PeanutButterCups (PBC for short) is a feed creation and mirroring system that runs as web server. Many sources of online content don't have structured feeds in open syndication formats viz. RSS or Atom, and if they do, those feeds often only have excerpts of content and point to a link instead. This makes for a poor experience when you want to read content via a user agent of your choice, such as an RSS reader, or want to compile feeds of content into newspaper-like digests, such as with dijester.
At its core, PBC contains of two halves: an ingestion pipeline, which allows the user to define sources from which data is gathered and processed; and an Atom output module, which serves Atom feeds from the ingested data. PBC also comes with an admin interface, via CLI and a server, to manage it. PBC also has a plugin system, so you can write code to handle your sources of content or process content in different ways.

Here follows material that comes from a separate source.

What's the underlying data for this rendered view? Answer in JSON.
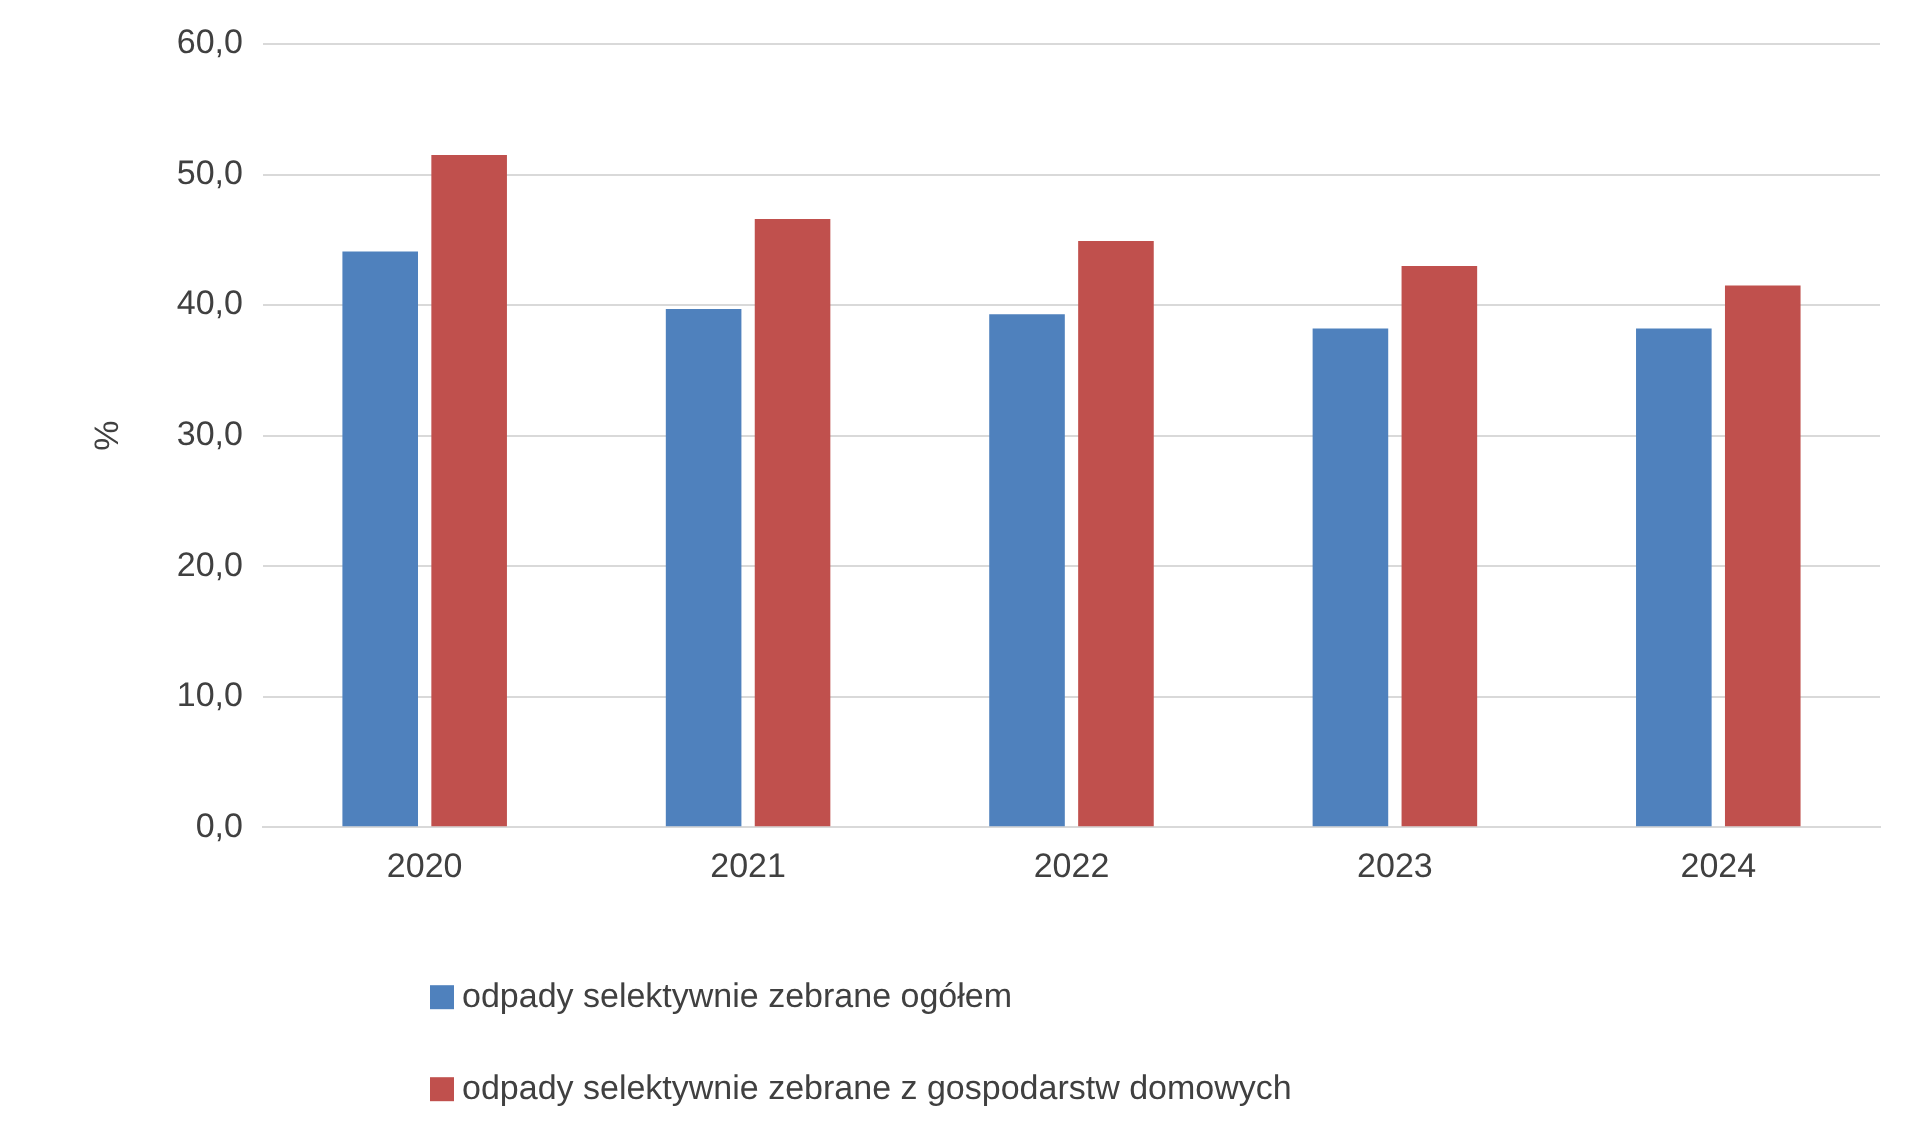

PBC has two core interfaces: Sources and Views. Sources are ingested via the ingestion pipeline to produce Entries, which are then stored in a database. A user can then define a View which picks up entries and renders them into an Atom feed.
PBC's ingestion pipeline has three steps:
- Ingest
- Process
- Write
PBC takes as input some existing source of content. The Ingest step of the pipeline gathers content from those sources.

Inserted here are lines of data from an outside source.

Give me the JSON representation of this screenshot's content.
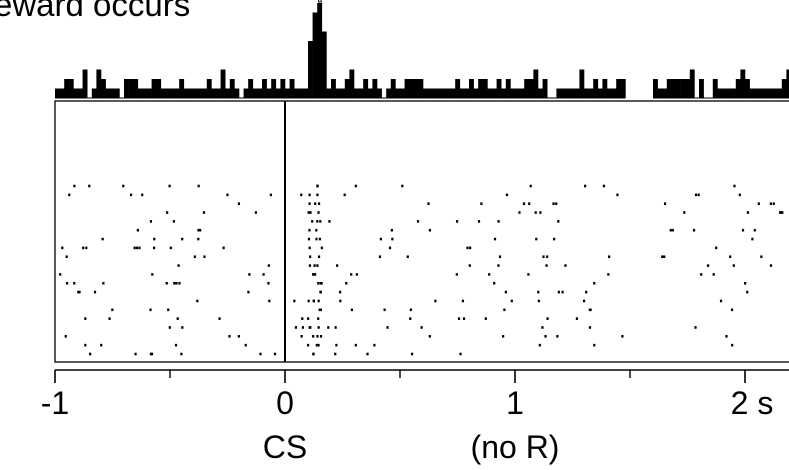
{
  "title": "eward occurs",
  "chart_data": {
    "type": "raster",
    "panels": [
      "histogram",
      "raster"
    ],
    "x_unit": "s",
    "xlim": [
      -1,
      2.2
    ],
    "x_ticks": [
      -1,
      0,
      1,
      2
    ],
    "x_tick_labels": [
      "-1",
      "0",
      "1",
      "2 s"
    ],
    "x_minor_ticks": [
      -0.5,
      0.5,
      1.5
    ],
    "event_line_x": 0,
    "event_labels": [
      {
        "x": 0,
        "text": "CS"
      },
      {
        "x": 1,
        "text": "(no R)"
      }
    ],
    "gap_interval": [
      1.48,
      1.6
    ],
    "histogram": {
      "bin_width_s": 0.02,
      "peak": {
        "start": 0.1,
        "end": 0.18,
        "values": [
          6,
          9,
          10,
          7
        ]
      },
      "baseline_range": [
        0,
        3
      ],
      "dominant_level": 1
    },
    "raster": {
      "n_trials": 20,
      "burst_window_s": [
        0.1,
        0.16
      ]
    }
  }
}
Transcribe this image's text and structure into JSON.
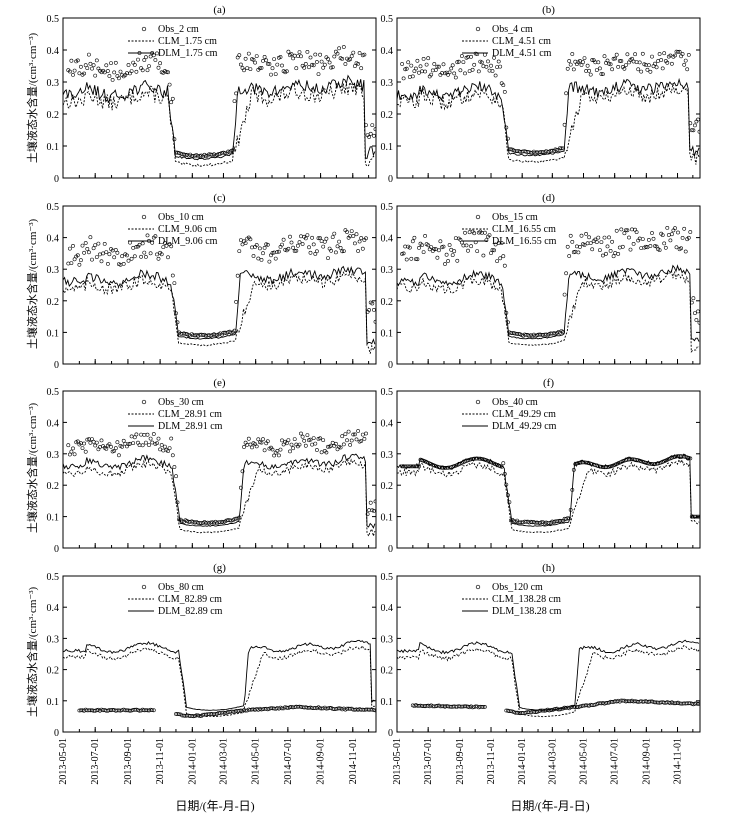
{
  "figure": {
    "ylabel": "土壤液态水含量/(cm³·cm⁻³)",
    "xlabel": "日期/(年-月-日)",
    "x_tick_labels": [
      "2013-05-01",
      "2013-07-01",
      "2013-09-01",
      "2013-11-01",
      "2014-01-01",
      "2014-03-01",
      "2014-05-01",
      "2014-07-01",
      "2014-09-01",
      "2014-11-01"
    ],
    "y_tick_labels": [
      "0",
      "0.1",
      "0.2",
      "0.3",
      "0.4",
      "0.5"
    ]
  },
  "chart_data": [
    {
      "type": "line",
      "panel": "(a)",
      "xlim": [
        "2013-05-01",
        "2014-12-15"
      ],
      "ylim": [
        0,
        0.5
      ],
      "series": [
        {
          "name": "Obs_2 cm",
          "style": "circles"
        },
        {
          "name": "CLM_1.75 cm",
          "style": "dotted"
        },
        {
          "name": "DLM_1.75 cm",
          "style": "solid"
        }
      ],
      "shape": {
        "summer13": 0.27,
        "winter": 0.06,
        "summer14": 0.3,
        "late": 0.08,
        "dropDate": "2013-11-15",
        "riseDate": "2014-03-20",
        "endDate": "2014-11-25",
        "obsOffset": 0.08,
        "noise": 0.05,
        "obsGap": false
      },
      "annotations": []
    },
    {
      "type": "line",
      "panel": "(b)",
      "xlim": [
        "2013-05-01",
        "2014-12-15"
      ],
      "ylim": [
        0,
        0.5
      ],
      "series": [
        {
          "name": "Obs_4 cm",
          "style": "circles"
        },
        {
          "name": "CLM_4.51 cm",
          "style": "dotted"
        },
        {
          "name": "DLM_4.51 cm",
          "style": "solid"
        }
      ],
      "shape": {
        "summer13": 0.27,
        "winter": 0.07,
        "summer14": 0.3,
        "late": 0.08,
        "dropDate": "2013-11-20",
        "riseDate": "2014-03-25",
        "endDate": "2014-11-25",
        "obsOffset": 0.08,
        "noise": 0.045,
        "obsGap": false
      },
      "annotations": []
    },
    {
      "type": "line",
      "panel": "(c)",
      "xlim": [
        "2013-05-01",
        "2014-12-15"
      ],
      "ylim": [
        0,
        0.5
      ],
      "series": [
        {
          "name": "Obs_10 cm",
          "style": "circles"
        },
        {
          "name": "CLM_9.06 cm",
          "style": "dotted"
        },
        {
          "name": "DLM_9.06 cm",
          "style": "solid"
        }
      ],
      "shape": {
        "summer13": 0.27,
        "winter": 0.08,
        "summer14": 0.3,
        "late": 0.07,
        "dropDate": "2013-11-20",
        "riseDate": "2014-03-25",
        "endDate": "2014-11-28",
        "obsOffset": 0.09,
        "noise": 0.035,
        "obsGap": false
      },
      "annotations": []
    },
    {
      "type": "line",
      "panel": "(d)",
      "xlim": [
        "2013-05-01",
        "2014-12-15"
      ],
      "ylim": [
        0,
        0.5
      ],
      "series": [
        {
          "name": "Obs_15 cm",
          "style": "circles"
        },
        {
          "name": "CLM_16.55 cm",
          "style": "dotted"
        },
        {
          "name": "DLM_16.55 cm",
          "style": "solid"
        }
      ],
      "shape": {
        "summer13": 0.27,
        "winter": 0.08,
        "summer14": 0.3,
        "late": 0.07,
        "dropDate": "2013-11-20",
        "riseDate": "2014-03-25",
        "endDate": "2014-11-28",
        "obsOffset": 0.1,
        "noise": 0.03,
        "obsGap": false
      },
      "annotations": []
    },
    {
      "type": "line",
      "panel": "(e)",
      "xlim": [
        "2013-05-01",
        "2014-12-15"
      ],
      "ylim": [
        0,
        0.5
      ],
      "series": [
        {
          "name": "Obs_30 cm",
          "style": "circles"
        },
        {
          "name": "CLM_28.91 cm",
          "style": "dotted"
        },
        {
          "name": "DLM_28.91 cm",
          "style": "solid"
        }
      ],
      "shape": {
        "summer13": 0.27,
        "winter": 0.07,
        "summer14": 0.29,
        "late": 0.07,
        "dropDate": "2013-11-22",
        "riseDate": "2014-04-01",
        "endDate": "2014-11-28",
        "obsOffset": 0.06,
        "noise": 0.025,
        "obsGap": false
      },
      "annotations": []
    },
    {
      "type": "line",
      "panel": "(f)",
      "xlim": [
        "2013-05-01",
        "2014-12-15"
      ],
      "ylim": [
        0,
        0.5
      ],
      "series": [
        {
          "name": "Obs_40 cm",
          "style": "circles"
        },
        {
          "name": "CLM_49.29 cm",
          "style": "dotted"
        },
        {
          "name": "DLM_49.29 cm",
          "style": "solid"
        }
      ],
      "shape": {
        "summer13": 0.27,
        "winter": 0.07,
        "summer14": 0.29,
        "late": 0.1,
        "dropDate": "2013-11-25",
        "riseDate": "2014-04-05",
        "endDate": "2014-11-28",
        "obsOffset": 0.0,
        "noise": 0.02,
        "obsGap": false
      },
      "annotations": []
    },
    {
      "type": "line",
      "panel": "(g)",
      "xlim": [
        "2013-05-01",
        "2014-12-15"
      ],
      "ylim": [
        0,
        0.5
      ],
      "series": [
        {
          "name": "Obs_80 cm",
          "style": "circles"
        },
        {
          "name": "CLM_82.89 cm",
          "style": "dotted"
        },
        {
          "name": "DLM_82.89 cm",
          "style": "solid"
        }
      ],
      "shape": {
        "summer13": 0.27,
        "winter": 0.07,
        "summer14": 0.29,
        "late": 0.1,
        "dropDate": "2013-12-05",
        "riseDate": "2014-04-10",
        "endDate": "2014-12-05",
        "obsMode": "flat",
        "obsStart": "2013-06-01",
        "obsVals": [
          0.07,
          0.07,
          0.05,
          0.07,
          0.08,
          0.07
        ]
      },
      "annotations": []
    },
    {
      "type": "line",
      "panel": "(h)",
      "xlim": [
        "2013-05-01",
        "2014-12-15"
      ],
      "ylim": [
        0,
        0.5
      ],
      "series": [
        {
          "name": "Obs_120 cm",
          "style": "circles"
        },
        {
          "name": "CLM_138.28 cm",
          "style": "dotted"
        },
        {
          "name": "DLM_138.28 cm",
          "style": "solid"
        }
      ],
      "shape": {
        "summer13": 0.27,
        "winter": 0.07,
        "summer14": 0.29,
        "late": 0.28,
        "dropDate": "2013-12-10",
        "riseDate": "2014-04-15",
        "endDate": "2014-12-15",
        "obsMode": "flat",
        "obsStart": "2013-06-01",
        "obsVals": [
          0.085,
          0.08,
          0.06,
          0.08,
          0.1,
          0.09
        ]
      },
      "annotations": []
    }
  ]
}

There are two types of ingestion: push and pull. In push ingestion, the source of the content hits PBC, typically on an HTTP endpoint. In pull ingestion, PBC itself checks the source on user-defined intervals. By default, PBC comes with support for RSS and Atom source feeds for pull ingestion, and a "Bookmark" API source for push ingestion. Additional source types can be defined by plugins, more on that later.

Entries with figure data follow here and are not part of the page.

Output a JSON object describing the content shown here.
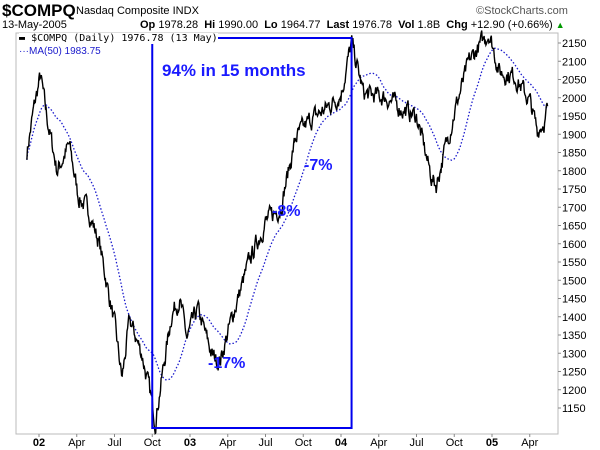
{
  "header": {
    "symbol": "$COMPQ",
    "name": "Nasdaq Composite",
    "exchange": "INDX",
    "brand": "©StockCharts.com",
    "date": "13-May-2005",
    "op_label": "Op",
    "op": "1978.28",
    "hi_label": "Hi",
    "hi": "1990.00",
    "lo_label": "Lo",
    "lo": "1964.77",
    "last_label": "Last",
    "last": "1976.78",
    "vol_label": "Vol",
    "vol": "1.8B",
    "chg_label": "Chg",
    "chg": "+12.90 (+0.66%)"
  },
  "legend": {
    "price": "$COMPQ (Daily) 1976.78 (13 May)",
    "ma": "MA(50) 1983.75"
  },
  "colors": {
    "price": "#000000",
    "ma": "#1a1acc",
    "box": "#0000ee",
    "annotation": "#1a1aff",
    "up": "#009900"
  },
  "chart_data": {
    "type": "line",
    "title": "$COMPQ Nasdaq Composite INDX",
    "ylim": [
      1100,
      2175
    ],
    "yticks": [
      1150,
      1200,
      1250,
      1300,
      1350,
      1400,
      1450,
      1500,
      1550,
      1600,
      1650,
      1700,
      1750,
      1800,
      1850,
      1900,
      1950,
      2000,
      2050,
      2100,
      2150
    ],
    "xticks": [
      {
        "t": 2002.0,
        "label": "02",
        "bold": true
      },
      {
        "t": 2002.25,
        "label": "Apr"
      },
      {
        "t": 2002.5,
        "label": "Jul"
      },
      {
        "t": 2002.75,
        "label": "Oct"
      },
      {
        "t": 2003.0,
        "label": "03",
        "bold": true
      },
      {
        "t": 2003.25,
        "label": "Apr"
      },
      {
        "t": 2003.5,
        "label": "Jul"
      },
      {
        "t": 2003.75,
        "label": "Oct"
      },
      {
        "t": 2004.0,
        "label": "04",
        "bold": true
      },
      {
        "t": 2004.25,
        "label": "Apr"
      },
      {
        "t": 2004.5,
        "label": "Jul"
      },
      {
        "t": 2004.75,
        "label": "Oct"
      },
      {
        "t": 2005.0,
        "label": "05",
        "bold": true
      },
      {
        "t": 2005.25,
        "label": "Apr"
      }
    ],
    "series": [
      {
        "name": "$COMPQ (Daily)",
        "keypoints": [
          [
            2001.92,
            1850
          ],
          [
            2001.97,
            1980
          ],
          [
            2002.01,
            2060
          ],
          [
            2002.05,
            1950
          ],
          [
            2002.12,
            1800
          ],
          [
            2002.2,
            1870
          ],
          [
            2002.26,
            1730
          ],
          [
            2002.33,
            1690
          ],
          [
            2002.4,
            1600
          ],
          [
            2002.5,
            1380
          ],
          [
            2002.55,
            1230
          ],
          [
            2002.6,
            1390
          ],
          [
            2002.68,
            1300
          ],
          [
            2002.74,
            1180
          ],
          [
            2002.77,
            1114
          ],
          [
            2002.88,
            1410
          ],
          [
            2002.93,
            1450
          ],
          [
            2002.98,
            1340
          ],
          [
            2003.05,
            1420
          ],
          [
            2003.15,
            1290
          ],
          [
            2003.2,
            1280
          ],
          [
            2003.28,
            1400
          ],
          [
            2003.4,
            1560
          ],
          [
            2003.5,
            1660
          ],
          [
            2003.6,
            1700
          ],
          [
            2003.7,
            1890
          ],
          [
            2003.8,
            1940
          ],
          [
            2003.9,
            1970
          ],
          [
            2004.0,
            2010
          ],
          [
            2004.07,
            2150
          ],
          [
            2004.15,
            2010
          ],
          [
            2004.3,
            2000
          ],
          [
            2004.4,
            1970
          ],
          [
            2004.5,
            1950
          ],
          [
            2004.6,
            1780
          ],
          [
            2004.63,
            1760
          ],
          [
            2004.75,
            1960
          ],
          [
            2004.85,
            2100
          ],
          [
            2004.98,
            2180
          ],
          [
            2005.05,
            2070
          ],
          [
            2005.15,
            2060
          ],
          [
            2005.25,
            1990
          ],
          [
            2005.3,
            1910
          ],
          [
            2005.35,
            1940
          ],
          [
            2005.37,
            1976.78
          ]
        ]
      },
      {
        "name": "MA(50)",
        "period": 50
      }
    ],
    "annotations": {
      "box_range": [
        2002.75,
        2004.07
      ],
      "box_label": "94% in 15 months",
      "pullbacks": [
        "-17%",
        "-8%",
        "-7%"
      ]
    }
  }
}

Once content has been ingested, PBC generates an internal representation of it, which can then be processed in another pipeline. For example, the user can choose to filter out some content, or create a WARC backup of the link associated with the content, or fetch the link's content and process it via Mozilla's Readability in cases where the feed only contains excerpts.
There are limitations to the processing pipeline. For one, PBC allows 1 to 1 (mapping) or 1 to 0 (filtering) steps, but doesn't allow n to 1 (reduction) or 1 to n. This means that you can't have a step that eg. compiles multiple entries into one, or makes multiple entries out of one.
By default, PBC comes bundled with processing steps to filter based on title and content; make WARC backups; and fetch and process through readability. Additional processing steps can be defined with plugins, again covered later.
After entries have been processed, they are written to a database, usually SQLite.
A view is a bunch of entries picked via a set of user-defined rules rendered as an Atom feed. Each view has its own endpoint served by the pbc server. Views are rendered on-demand, picking a user-defined number of the most recent entries that much the rules of the View. However, since PBC persists entries to a database, you can also see historical versions of a view by including a query parameter.
The rules used to generate a view basically constitute a query over the entries table. The simplest form of a rule presents all entries in a single view, this can be useful if you want one canonical feed for all the content you have. You can also filter by the source the entry came from or a pattern search on the title or content.